Llamóse al consejero de Estado y se convino en formar proceso a la señora Ratona y encerrarla en sus dominios; pero como el rey pensaba que aun así seguirían comiéndosele el tocino, puso el asunto en manos del relojero y sabio de cámara. Este personaje, que precisamente se llamaba lo mismo que yo, Cristián Elías Drosselmeier, prometió al rey ahuyentar para siempre del palacio a la señora Ratona y a la familia valiéndose de un plan ingenioso. Inventó unas maquinitas al extremo de las cuales se ataba un pedazo de tocino asado, y Drosselmeier las colocó en los alrededores de la vivienda de la golosa. La señora Ratona era demasiado lista para no comprender la intención de Drosselmeier; pero de nada le valieron las advertencias y las reflexiones: atraídos por el agradable olor del tocino, los siete hijos de la señora Ratona y muchos parientes y compadres acudieron a las máquinas de Drosselmeier, y en el momento en que querían apoderarse del tocino veíanse presos en una jaula y transportados a la cocina, donde se los juzgaba ignominiosamente. La señora Ratona abandonó. con los pocos que quedaron de su familia, el lugar de la tragedia. La pena, la desesperación, la idea de venganza inundaban su alma. La Corte se alegró mucho; pero la reina se preocupaba, pues conocía a la señora Ratona y sabía que no había de dejar impune la muerte de sus hijos y demás parientes. Con efecto, un día que la reina preparaba un plato de bofes, que su augusto marido apreciaba mucho, apareció ante ella la señora Ratona y le dijo: "Mis hijos, mis tías. . ., toda mi parentela han sido asesinados; ten cuidado, señora, de que la reina de los ratones no muerda a tu princesita. Ten cuidado, " y, sin decir otra palabra, desapareció y no se dejó ver más. La reina se llevó tal susto que dejó caer a la lumbre el plato de bofes, y por segunda vez la señora Ratona fue la causa de que se estropease uno de los manjares favoritos del rey, por cuya razón se enfadó mucho. Pero hasta por esta noche; otro día os contaré lo que queda.

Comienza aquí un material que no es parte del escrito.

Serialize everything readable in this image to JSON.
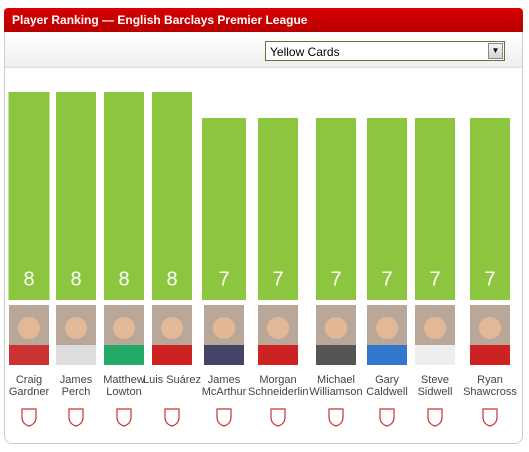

A pesar de que María, que estaba pendiente del cuento, rogó al padrino Drosselmeier que lo terminase, no se dejó convencer, sino que, levantándose, dijo.

Demasiado de una vez no es sano; mañana os contaré el final.

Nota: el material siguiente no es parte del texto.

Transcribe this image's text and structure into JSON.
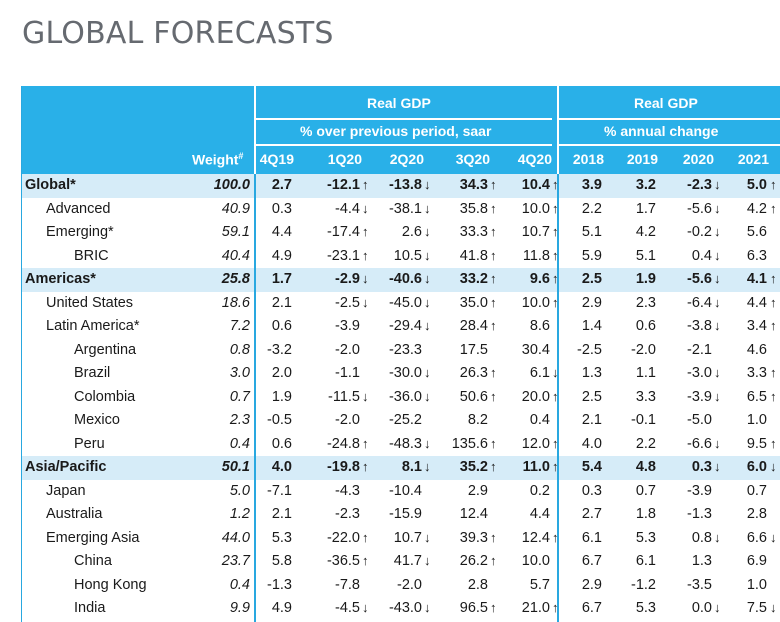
{
  "page": {
    "title": "GLOBAL FORECASTS"
  },
  "header": {
    "group1": {
      "title": "Real GDP",
      "subtitle": "% over previous period, saar"
    },
    "group2": {
      "title": "Real GDP",
      "subtitle": "% annual change"
    },
    "weight_label": "Weight",
    "weight_sup": "#",
    "quarters": [
      "4Q19",
      "1Q20",
      "2Q20",
      "3Q20",
      "4Q20"
    ],
    "years": [
      "2018",
      "2019",
      "2020",
      "2021"
    ]
  },
  "rows": [
    {
      "label": "Global*",
      "level": 0,
      "region": true,
      "weight": "100.0",
      "q": [
        "2.7",
        "-12.1",
        "-13.8",
        "34.3",
        "10.4"
      ],
      "qa": [
        "",
        "up",
        "down",
        "up",
        "up"
      ],
      "y": [
        "3.9",
        "3.2",
        "-2.3",
        "5.0"
      ],
      "ya": [
        "",
        "",
        "down",
        "up"
      ]
    },
    {
      "label": "Advanced",
      "level": 1,
      "region": false,
      "weight": "40.9",
      "q": [
        "0.3",
        "-4.4",
        "-38.1",
        "35.8",
        "10.0"
      ],
      "qa": [
        "",
        "down",
        "down",
        "up",
        "up"
      ],
      "y": [
        "2.2",
        "1.7",
        "-5.6",
        "4.2"
      ],
      "ya": [
        "",
        "",
        "down",
        "up"
      ]
    },
    {
      "label": "Emerging*",
      "level": 1,
      "region": false,
      "weight": "59.1",
      "q": [
        "4.4",
        "-17.4",
        "2.6",
        "33.3",
        "10.7"
      ],
      "qa": [
        "",
        "up",
        "down",
        "up",
        "up"
      ],
      "y": [
        "5.1",
        "4.2",
        "-0.2",
        "5.6"
      ],
      "ya": [
        "",
        "",
        "down",
        ""
      ]
    },
    {
      "label": "BRIC",
      "level": 2,
      "region": false,
      "weight": "40.4",
      "q": [
        "4.9",
        "-23.1",
        "10.5",
        "41.8",
        "11.8"
      ],
      "qa": [
        "",
        "up",
        "down",
        "up",
        "up"
      ],
      "y": [
        "5.9",
        "5.1",
        "0.4",
        "6.3"
      ],
      "ya": [
        "",
        "",
        "down",
        ""
      ]
    },
    {
      "label": "Americas*",
      "level": 0,
      "region": true,
      "weight": "25.8",
      "q": [
        "1.7",
        "-2.9",
        "-40.6",
        "33.2",
        "9.6"
      ],
      "qa": [
        "",
        "down",
        "down",
        "up",
        "up"
      ],
      "y": [
        "2.5",
        "1.9",
        "-5.6",
        "4.1"
      ],
      "ya": [
        "",
        "",
        "down",
        "up"
      ]
    },
    {
      "label": "United States",
      "level": 1,
      "region": false,
      "weight": "18.6",
      "q": [
        "2.1",
        "-2.5",
        "-45.0",
        "35.0",
        "10.0"
      ],
      "qa": [
        "",
        "down",
        "down",
        "up",
        "up"
      ],
      "y": [
        "2.9",
        "2.3",
        "-6.4",
        "4.4"
      ],
      "ya": [
        "",
        "",
        "down",
        "up"
      ]
    },
    {
      "label": "Latin America*",
      "level": 1,
      "region": false,
      "weight": "7.2",
      "q": [
        "0.6",
        "-3.9",
        "-29.4",
        "28.4",
        "8.6"
      ],
      "qa": [
        "",
        "",
        "down",
        "up",
        ""
      ],
      "y": [
        "1.4",
        "0.6",
        "-3.8",
        "3.4"
      ],
      "ya": [
        "",
        "",
        "down",
        "up"
      ]
    },
    {
      "label": "Argentina",
      "level": 2,
      "region": false,
      "weight": "0.8",
      "q": [
        "-3.2",
        "-2.0",
        "-23.3",
        "17.5",
        "30.4"
      ],
      "qa": [
        "",
        "",
        "",
        "",
        ""
      ],
      "y": [
        "-2.5",
        "-2.0",
        "-2.1",
        "4.6"
      ],
      "ya": [
        "",
        "",
        "",
        ""
      ]
    },
    {
      "label": "Brazil",
      "level": 2,
      "region": false,
      "weight": "3.0",
      "q": [
        "2.0",
        "-1.1",
        "-30.0",
        "26.3",
        "6.1"
      ],
      "qa": [
        "",
        "",
        "down",
        "up",
        "down"
      ],
      "y": [
        "1.3",
        "1.1",
        "-3.0",
        "3.3"
      ],
      "ya": [
        "",
        "",
        "down",
        "up"
      ]
    },
    {
      "label": "Colombia",
      "level": 2,
      "region": false,
      "weight": "0.7",
      "q": [
        "1.9",
        "-11.5",
        "-36.0",
        "50.6",
        "20.0"
      ],
      "qa": [
        "",
        "down",
        "down",
        "up",
        "up"
      ],
      "y": [
        "2.5",
        "3.3",
        "-3.9",
        "6.5"
      ],
      "ya": [
        "",
        "",
        "down",
        "up"
      ]
    },
    {
      "label": "Mexico",
      "level": 2,
      "region": false,
      "weight": "2.3",
      "q": [
        "-0.5",
        "-2.0",
        "-25.2",
        "8.2",
        "0.4"
      ],
      "qa": [
        "",
        "",
        "",
        "",
        ""
      ],
      "y": [
        "2.1",
        "-0.1",
        "-5.0",
        "1.0"
      ],
      "ya": [
        "",
        "",
        "",
        ""
      ]
    },
    {
      "label": "Peru",
      "level": 2,
      "region": false,
      "weight": "0.4",
      "q": [
        "0.6",
        "-24.8",
        "-48.3",
        "135.6",
        "12.0"
      ],
      "qa": [
        "",
        "up",
        "down",
        "up",
        "up"
      ],
      "y": [
        "4.0",
        "2.2",
        "-6.6",
        "9.5"
      ],
      "ya": [
        "",
        "",
        "down",
        "up"
      ]
    },
    {
      "label": "Asia/Pacific",
      "level": 0,
      "region": true,
      "weight": "50.1",
      "q": [
        "4.0",
        "-19.8",
        "8.1",
        "35.2",
        "11.0"
      ],
      "qa": [
        "",
        "up",
        "down",
        "up",
        "up"
      ],
      "y": [
        "5.4",
        "4.8",
        "0.3",
        "6.0"
      ],
      "ya": [
        "",
        "",
        "down",
        "down"
      ]
    },
    {
      "label": "Japan",
      "level": 1,
      "region": false,
      "weight": "5.0",
      "q": [
        "-7.1",
        "-4.3",
        "-10.4",
        "2.9",
        "0.2"
      ],
      "qa": [
        "",
        "",
        "",
        "",
        ""
      ],
      "y": [
        "0.3",
        "0.7",
        "-3.9",
        "0.7"
      ],
      "ya": [
        "",
        "",
        "",
        ""
      ]
    },
    {
      "label": "Australia",
      "level": 1,
      "region": false,
      "weight": "1.2",
      "q": [
        "2.1",
        "-2.3",
        "-15.9",
        "12.4",
        "4.4"
      ],
      "qa": [
        "",
        "",
        "",
        "",
        ""
      ],
      "y": [
        "2.7",
        "1.8",
        "-1.3",
        "2.8"
      ],
      "ya": [
        "",
        "",
        "",
        ""
      ]
    },
    {
      "label": "Emerging Asia",
      "level": 1,
      "region": false,
      "weight": "44.0",
      "q": [
        "5.3",
        "-22.0",
        "10.7",
        "39.3",
        "12.4"
      ],
      "qa": [
        "",
        "up",
        "down",
        "up",
        "up"
      ],
      "y": [
        "6.1",
        "5.3",
        "0.8",
        "6.6"
      ],
      "ya": [
        "",
        "",
        "down",
        "down"
      ]
    },
    {
      "label": "China",
      "level": 2,
      "region": false,
      "weight": "23.7",
      "q": [
        "5.8",
        "-36.5",
        "41.7",
        "26.2",
        "10.0"
      ],
      "qa": [
        "",
        "up",
        "down",
        "up",
        ""
      ],
      "y": [
        "6.7",
        "6.1",
        "1.3",
        "6.9"
      ],
      "ya": [
        "",
        "",
        "",
        ""
      ]
    },
    {
      "label": "Hong Kong",
      "level": 2,
      "region": false,
      "weight": "0.4",
      "q": [
        "-1.3",
        "-7.8",
        "-2.0",
        "2.8",
        "5.7"
      ],
      "qa": [
        "",
        "",
        "",
        "",
        ""
      ],
      "y": [
        "2.9",
        "-1.2",
        "-3.5",
        "1.0"
      ],
      "ya": [
        "",
        "",
        "",
        ""
      ]
    },
    {
      "label": "India",
      "level": 2,
      "region": false,
      "weight": "9.9",
      "q": [
        "4.9",
        "-4.5",
        "-43.0",
        "96.5",
        "21.0"
      ],
      "qa": [
        "",
        "down",
        "down",
        "up",
        "up"
      ],
      "y": [
        "6.7",
        "5.3",
        "0.0",
        "7.5"
      ],
      "ya": [
        "",
        "",
        "down",
        "down"
      ]
    }
  ]
}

Cuando el magistrado se disponía a salir preguntóle Federico:

Padrino Drosselmeier, ¿es verdad que tú inventaste las ratoneras?

 

¡Qué pregunta más estúpida! exclamó la madre.

 

Pero el magistrado sonrió de un modo extraño y respondió en voz baja:

  

¿No soy un relojero hábil y no es natural que pueda haber inventado ratoneras?